Slowly juga membawa saya pelajaran yang tak terduga. Saya belajar menghormati keheningan, karena terkadang hidup orang lain sedang sibuk, atau dia belum siap untuk menjawab. Saya belajar bahwa “waktu respons” tidak menentukan pentingnya sebuah koneksi. Saya belajar bahwa sebuah teks sederhana bisa membawa lebih banyak kasih sayang daripada seribu kata indah.

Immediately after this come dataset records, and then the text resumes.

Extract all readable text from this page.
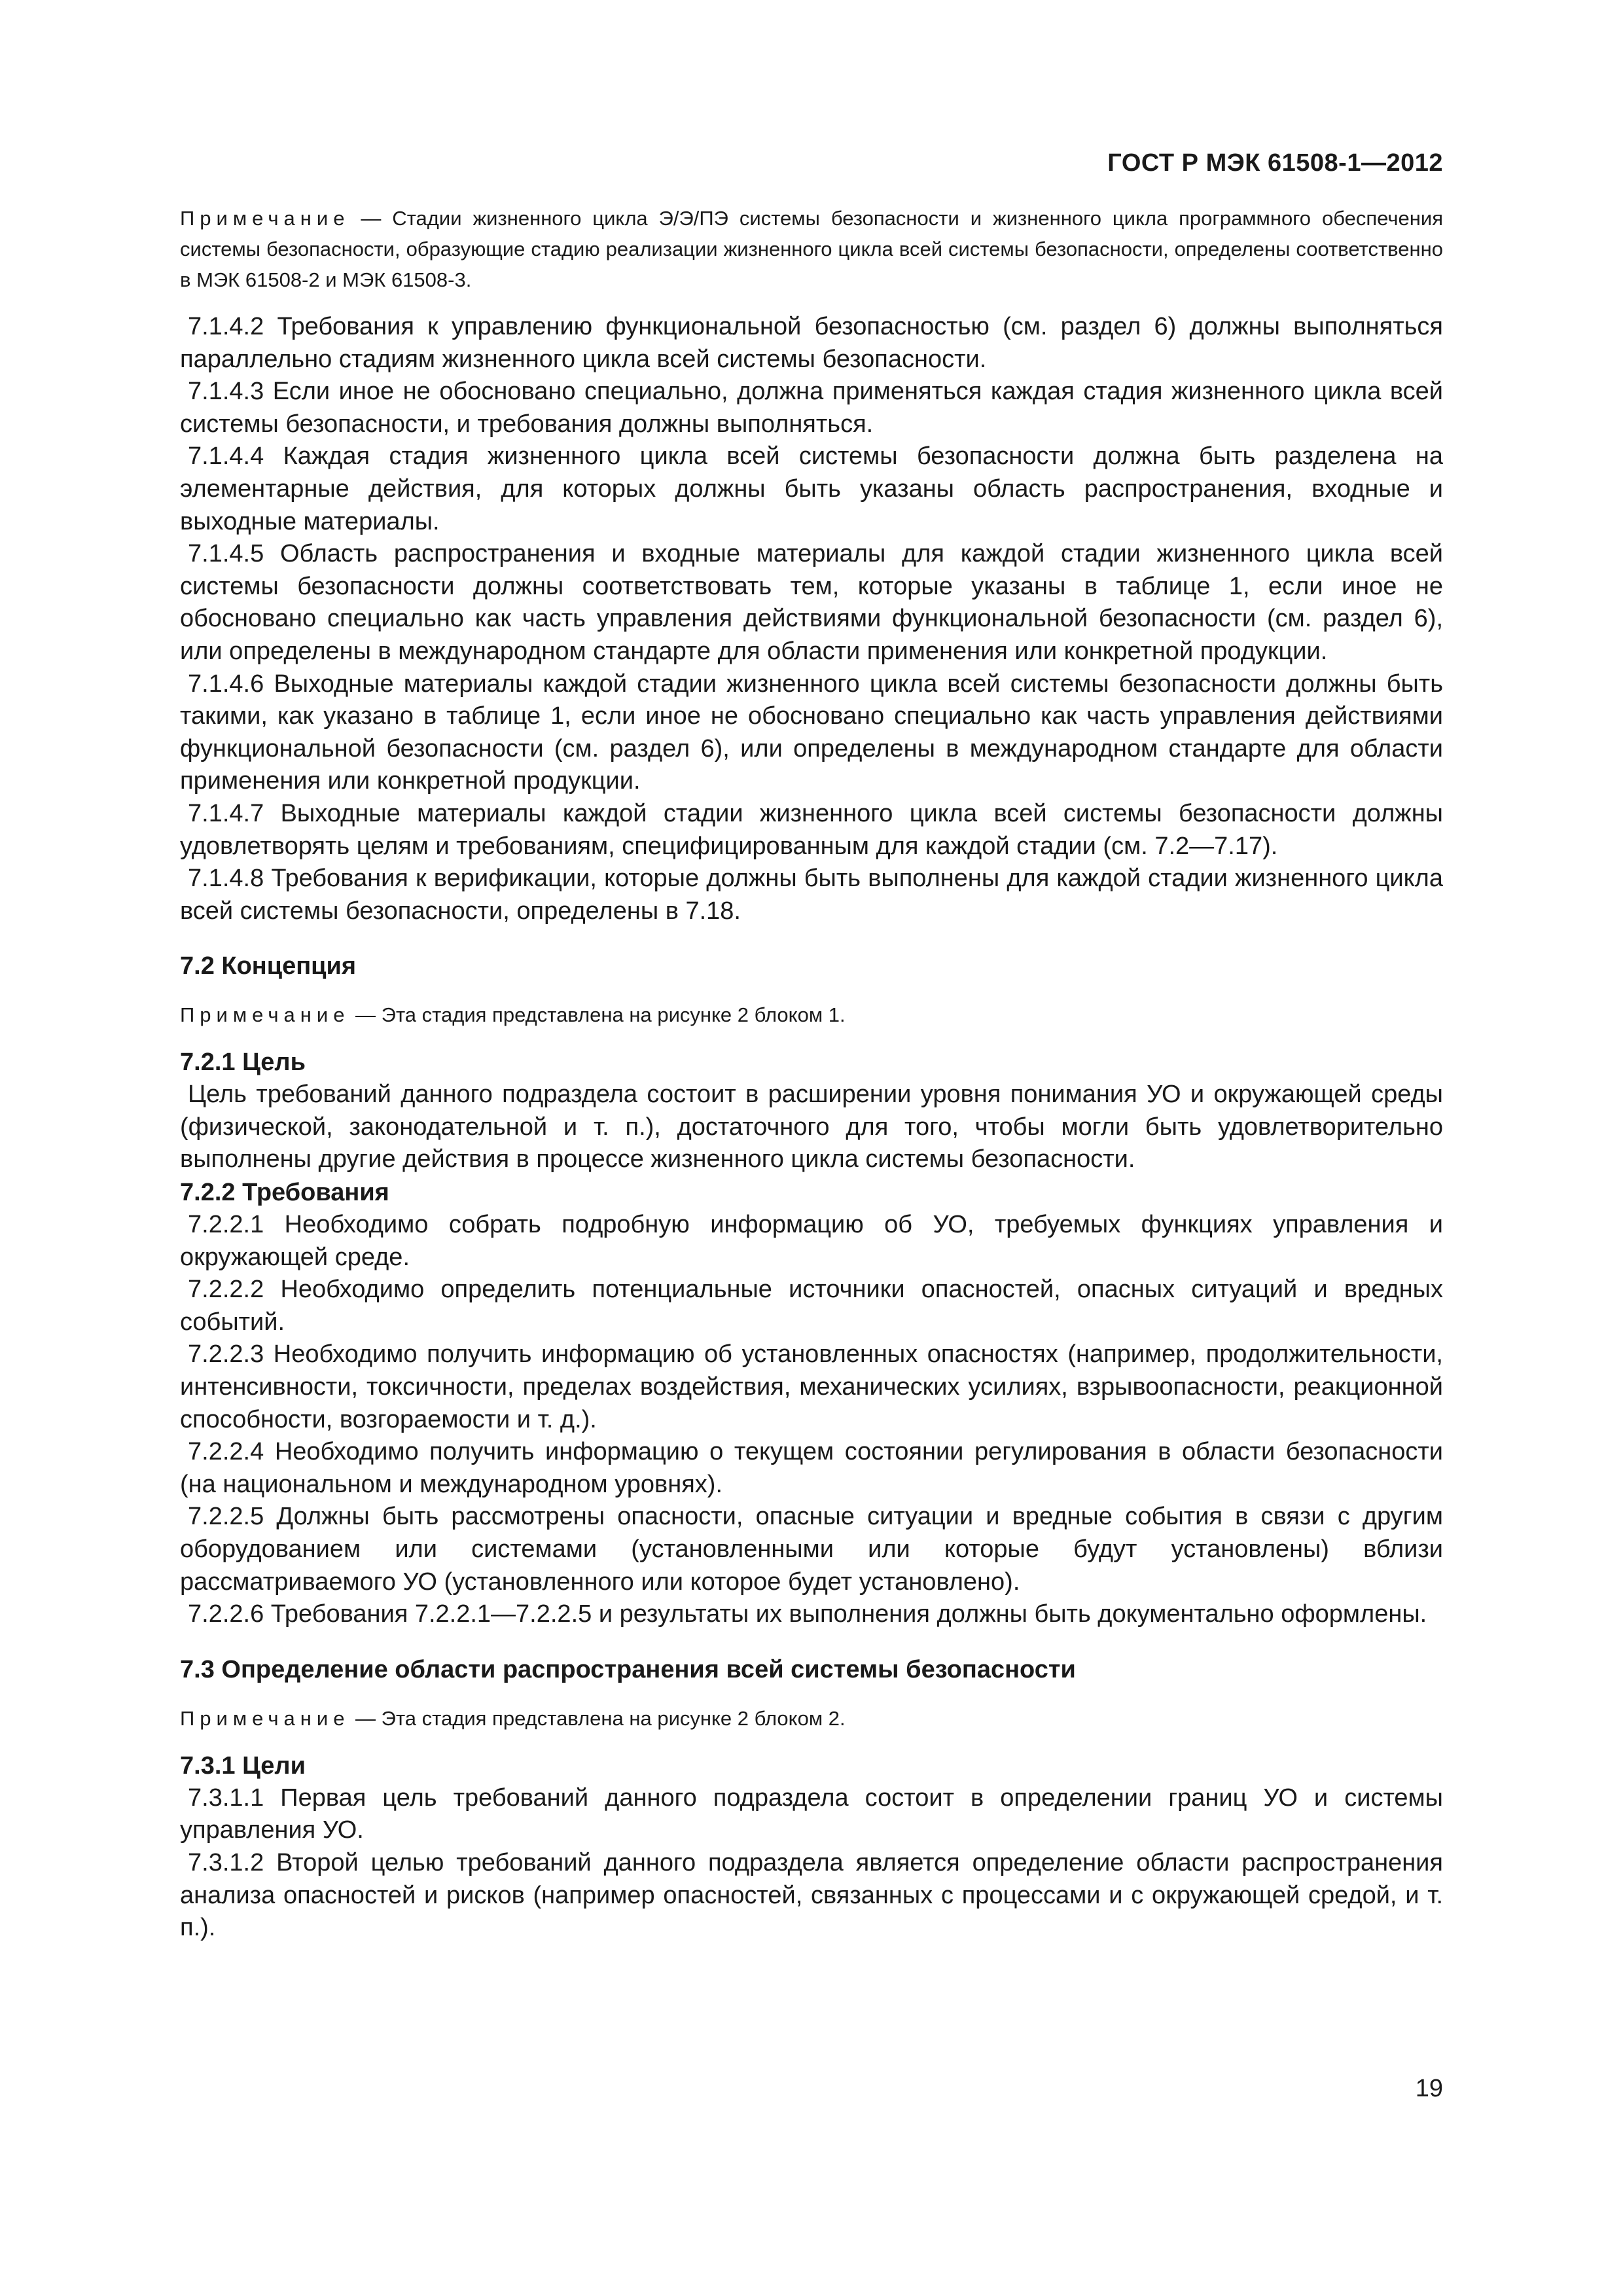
ГОСТ Р МЭК 61508-1—2012

Примечание — Стадии жизненного цикла Э/Э/ПЭ системы безопасности и жизненного цикла программного обеспечения системы безопасности, образующие стадию реализации жизненного цикла всей системы безопасности, определены соответственно в МЭК 61508-2 и МЭК 61508-3.

7.1.4.2 Требования к управлению функциональной безопасностью (см. раздел 6) должны выполняться параллельно стадиям жизненного цикла всей системы безопасности.

7.1.4.3 Если иное не обосновано специально, должна применяться каждая стадия жизненного цикла всей системы безопасности, и требования должны выполняться.

7.1.4.4 Каждая стадия жизненного цикла всей системы безопасности должна быть разделена на элементарные действия, для которых должны быть указаны область распространения, входные и выходные материалы.

7.1.4.5 Область распространения и входные материалы для каждой стадии жизненного цикла всей системы безопасности должны соответствовать тем, которые указаны в таблице 1, если иное не обосновано специально как часть управления действиями функциональной безопасности (см. раздел 6), или определены в международном стандарте для области применения или конкретной продукции.

7.1.4.6 Выходные материалы каждой стадии жизненного цикла всей системы безопасности должны быть такими, как указано в таблице 1, если иное не обосновано специально как часть управления действиями функциональной безопасности (см. раздел 6), или определены в международном стандарте для области применения или конкретной продукции.

7.1.4.7 Выходные материалы каждой стадии жизненного цикла всей системы безопасности должны удовлетворять целям и требованиям, специфицированным для каждой стадии (см. 7.2—7.17).

7.1.4.8 Требования к верификации, которые должны быть выполнены для каждой стадии жизненного цикла всей системы безопасности, определены в 7.18.

7.2 Концепция

Примечание — Эта стадия представлена на рисунке 2 блоком 1.

7.2.1 Цель

Цель требований данного подраздела состоит в расширении уровня понимания УО и окружающей среды (физической, законодательной и т. п.), достаточного для того, чтобы могли быть удовлетворительно выполнены другие действия в процессе жизненного цикла системы безопасности.

7.2.2 Требования

7.2.2.1 Необходимо собрать подробную информацию об УО, требуемых функциях управления и окружающей среде.

7.2.2.2 Необходимо определить потенциальные источники опасностей, опасных ситуаций и вредных событий.

7.2.2.3 Необходимо получить информацию об установленных опасностях (например, продолжительности, интенсивности, токсичности, пределах воздействия, механических усилиях, взрывоопасности, реакционной способности, возгораемости и т. д.).

7.2.2.4 Необходимо получить информацию о текущем состоянии регулирования в области безопасности (на национальном и международном уровнях).

7.2.2.5 Должны быть рассмотрены опасности, опасные ситуации и вредные события в связи с другим оборудованием или системами (установленными или которые будут установлены) вблизи рассматриваемого УО (установленного или которое будет установлено).

7.2.2.6 Требования 7.2.2.1—7.2.2.5 и результаты их выполнения должны быть документально оформлены.

7.3 Определение области распространения всей системы безопасности

Примечание — Эта стадия представлена на рисунке 2 блоком 2.

7.3.1 Цели

7.3.1.1 Первая цель требований данного подраздела состоит в определении границ УО и системы управления УО.

7.3.1.2 Второй целью требований данного подраздела является определение области распространения анализа опасностей и рисков (например опасностей, связанных с процессами и с окружающей средой, и т. п.).

19
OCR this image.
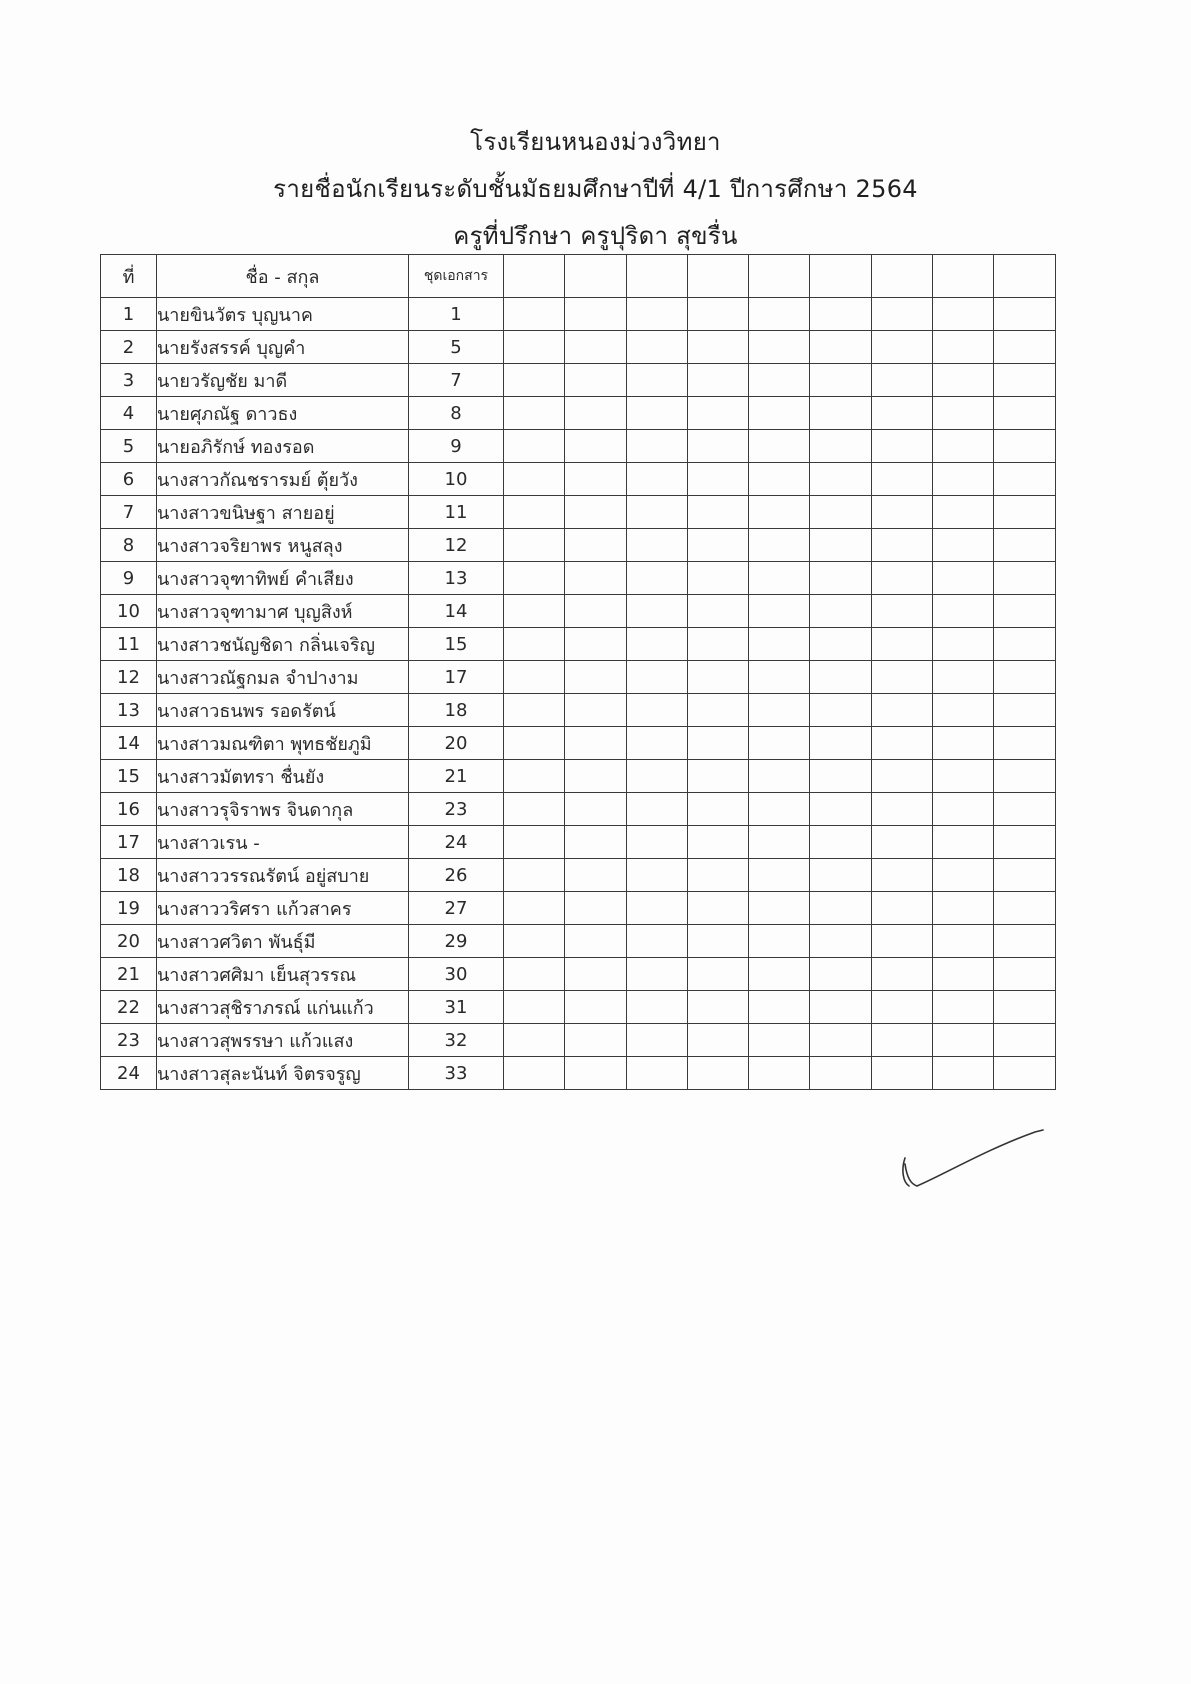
โรงเรียนหนองม่วงวิทยา
รายชื่อนักเรียนระดับชั้นมัธยมศึกษาปีที่ 4/1 ปีการศึกษา 2564
ครูที่ปรึกษา ครูปุริดา สุขรื่น
ที่	ชื่อ - สกุล	ชุดเอกสาร									
1	นายขินวัตร บุญนาค	1									
2	นายรังสรรค์ บุญคำ	5									
3	นายวรัญชัย มาดี	7									
4	นายศุภณัฐ ดาวธง	8									
5	นายอภิรักษ์ ทองรอด	9									
6	นางสาวกัณชรารมย์ ตุ้ยวัง	10									
7	นางสาวขนิษฐา สายอยู่	11									
8	นางสาวจริยาพร หนูสลุง	12									
9	นางสาวจุฑาทิพย์ คำเสียง	13									
10	นางสาวจุฑามาศ บุญสิงห์	14									
11	นางสาวชนัญชิดา กลิ่นเจริญ	15									
12	นางสาวณัฐกมล จำปางาม	17									
13	นางสาวธนพร รอดรัตน์	18									
14	นางสาวมณฑิตา พุทธชัยภูมิ	20									
15	นางสาวมัตทรา ชื่นยัง	21									
16	นางสาวรุจิราพร จินดากุล	23									
17	นางสาวเรน -	24									
18	นางสาววรรณรัตน์ อยู่สบาย	26									
19	นางสาววริศรา แก้วสาคร	27									
20	นางสาวศวิตา พันธุ์มี	29									
21	นางสาวศศิมา เย็นสุวรรณ	30									
22	นางสาวสุชิราภรณ์ แก่นแก้ว	31									
23	นางสาวสุพรรษา แก้วแสง	32									
24	นางสาวสุละนันท์ จิตรจรูญ	33									
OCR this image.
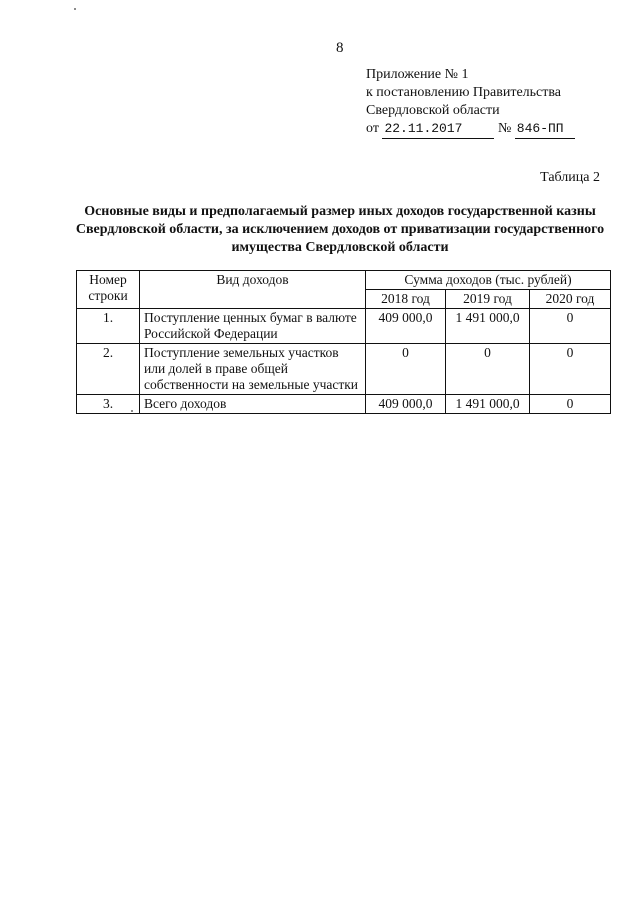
8
Приложение № 1
к постановлению Правительства
Свердловской области
от 22.11.2017	№ 846-ПП
Таблица 2
Основные виды и предполагаемый размер иных доходов государственной казны Свердловской области, за исключением доходов от приватизации государственного имущества Свердловской области
Номер строки	Вид доходов	Сумма доходов (тыс. рублей)		
		2018 год	2019 год	2020 год
1.	Поступление ценных бумаг в валюте Российской Федерации	409 000,0	1 491 000,0	0
2.	Поступление земельных участков или долей в праве общей собственности на земельные участки	0	0	0
3.	Всего доходов	409 000,0	1 491 000,0	0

Sedikit demi sedikit, saya menyadari bahwa saya tidak hanya sedang mengenal budaya baru, tetapi juga mengenal diri saya kembali. Pertukaran ini membuat saya mempertanyakan hal-hal yang dulu saya anggap sebagai kebenaran mutlak. Membuat saya meninjau kembali konsep, melihat perspektif lain, dan terutama, mengingatkan saya bahwa tidak ada batas usia untuk belajar sesuatu yang baru. Hari ini, di usia 56 tahun, saya bisa mengatakan bahwa saya memiliki teman di seluruh dunia. Ada yang mengirimkan saya foto matahari terbenam, ada yang mengirim foto makanan favorit mereka. Ada yang menulis tentang politik, ada yang mengirim puisi, cerita, haiku, ada yang berbagi pertanyaan eksistensial… bahkan ada yang bercerita tentang hewan-hewan yang mereka temui di cagar alam tempat mereka bekerja. Saya sudah menerima kisah tentang beruang, landak, dan babi hutan. Dan saya mencintai masing-masing dari mereka dengan caranya sendiri.
Pengalaman ini mengeluarkan saya dari zona nyaman dan mengembalikan sesuatu yang bahkan saya tidak tahu bahwa saya kehilangannya: kemampuan untuk terpesona. Ketika Anda membuka ruang untuk mendengar kisah nyata, Anda mulai melihat keindahan di tempat-tempat yang sebelumnya tidak Anda lihat. Anda menyadari bahwa, bahkan di negara yang berbeda, dengan budaya yang berbeda dan realitas yang berlawanan, kita semua membawa pertanyaan yang sama di dalam diri: “Siapa saya?”, “Apa yang membuat saya bahagia?”, “Siapa yang ingin saya jadi mulai sekarang?”.
Slowly bukan hanya sebuah aplikasi bagi saya. Itu adalah latihan harian dalam empati, kesabaran, dan rasa ingin tahu. Itu adalah bukti bahwa teknologi benar-benar bisa mendekatkan, jika digunakan dengan niat. Itu adalah pengingat bahwa, bahkan di dunia yang sibuk dan bising, masih ada ruang untuk percakapan yang mendalam, lambat, dan penuh makna.
Hari ini, saya tidak bisa lagi hidup tanpa pertukaran surat ini. Surat-surat itu menginspirasi saya, menantang saya, dan mengingatkan saya bahwa, tidak peduli jaraknya, selalu ada seseorang yang bersedia berbagi sepotong kisah hidupnya sendiri dan mendengarkan kisah saya.
P.S.: Teks ini awalnya ditulis dalam bahasa Portugis. Beberapa kata mungkin kehilangan sedikit keindahannya ketika diterjemahkan — tetapi esensinya, saya harap, tetap sama.